Friday, March 2, 2012

Oven-baked artichoke and tomato risotto with basil


I've been told this morning that some people in this country lit fires this morning because it was so cold.

I cannot believe it. I was teaching a class at 8am today and the classroom didn't have aircon. It was like living in 1952, with fans blaring and me shouting to be heard over the top of them. I was ... er... "glowing", and regretting leaving my hair down today. It is so long and big it should have its own area code. People have mistaken it for a blanket at times.

However, as I'm reliably informed, autumn is here and SOME people are cold. Perfect time to put the oven on and bake a lovely risotto that gets silky and creamy with little attention from us. Ok, those of us who don't have thermomixes, anyway.

I wasn't convinced a baked risotto would be as good as an original, because it really is the stirring that makes it so delicious. But I was lazy, and time-poor and gave it a shot and I'm pleased to say it works. The rice grains do disintegrate a little more than usual (could just be me, leaving it in there for so long), but I found that if I gave it a good stir, almost like a beating, when I took it out of the oven and added the cheese, it went from a stodgy mess to a creamy concoction. Much better. It helps to add water or stock at this time to help loosen it and ensure you've not got sticky lumps of goo instead of smooth risotto. It should ooze when you put it on the plate, not sit there all moulded into cute shapes or blobs.
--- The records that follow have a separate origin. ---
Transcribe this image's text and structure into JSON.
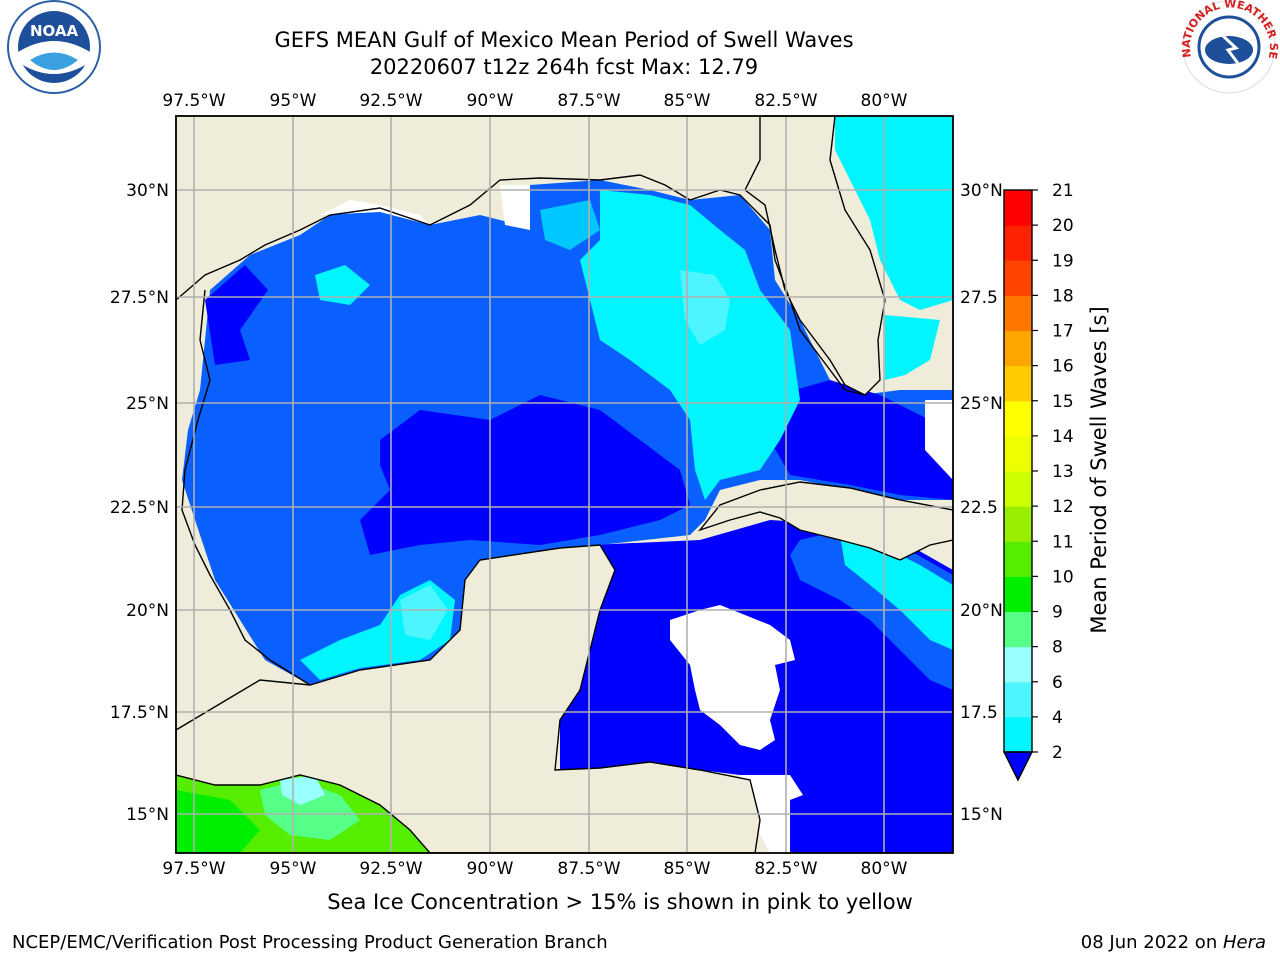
{
  "title": {
    "line1": "GEFS MEAN Gulf of Mexico Mean Period of Swell Waves",
    "line2": "20220607 t12z 264h fcst   Max: 12.79"
  },
  "map": {
    "top_lon_labels": [
      "97.5°W",
      "95°W",
      "92.5°W",
      "90°W",
      "87.5°W",
      "85°W",
      "82.5°W",
      "80°W"
    ],
    "bottom_lon_labels": [
      "97.5°W",
      "95°W",
      "92.5°W",
      "90°W",
      "87.5°W",
      "85°W",
      "82.5°W",
      "80°W"
    ],
    "left_lat_labels": [
      "30°N",
      "27.5°N",
      "25°N",
      "22.5°N",
      "20°N",
      "17.5°N",
      "15°N"
    ],
    "right_lat_labels": [
      "30°N",
      "27.5",
      "25°N",
      "22.5",
      "20°N",
      "17.5",
      "15°N"
    ],
    "colors": {
      "land": "#efedda",
      "no_data": "#ffffff",
      "grid": "#b0b0b0"
    }
  },
  "colorbar": {
    "label": "Mean Period of Swell Waves [s]",
    "ticks": [
      "2",
      "4",
      "6",
      "8",
      "9",
      "10",
      "11",
      "12",
      "13",
      "14",
      "15",
      "16",
      "17",
      "18",
      "19",
      "20",
      "21"
    ],
    "colors": [
      "#0a60ff",
      "#00c8ff",
      "#00f5ff",
      "#4df5ff",
      "#99ffff",
      "#55ff88",
      "#00ee00",
      "#55ee00",
      "#99ee00",
      "#ccff00",
      "#eeff00",
      "#ffff00",
      "#ffcc00",
      "#ffa500",
      "#ff7700",
      "#ff4400",
      "#ff2200",
      "#ff0000"
    ],
    "under_color": "#0000ff"
  },
  "bottom_note": "Sea Ice Concentration > 15% is shown in pink to yellow",
  "footer": {
    "left": "NCEP/EMC/Verification Post Processing Product Generation Branch",
    "right_prefix": "08 Jun 2022 on ",
    "right_host": "Hera"
  }
}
No siree, blob!

Ingredients:
1 onion, diced
2 cloves garlic, minced
400g risotto rice
100ml white wine
1 litre stock
1 cup grated fresh parmesan
1 can artichokes, quartered,
2 fresh tomatoes, diced
handful fresh basil leaves
salt
pepper

Directions:

1. In an oven-safe lidded casserole, saute onion and garlic gently in butter and olive oil until translucent.

2. Add rice, wine, and stock. Put lid on and place in a pre-heated 180C oven.

3. Bake for 30-40 mins. You can stir in intervals if you want, but I didn't bother.

4. Remove when risotto is soft and cooked to your liking. With a wooden spoon, beat the risotto until it loosens and becomes smooth. You may need some water or extra stock.

5. Add artichokes, tomatoes and parmesan. Check for seasoning.

6. Tear some basil over the top and mix. Serve with extra parmesan and basil on top.

3 comments:

  1. Yum, Saturday night dinner, sorted. Ps It is Freezing here, like 18 degrees freezing. I need to move up North.

    ReplyDelete
  2. WHAT? What is going on in that place? Didn't you even have summer?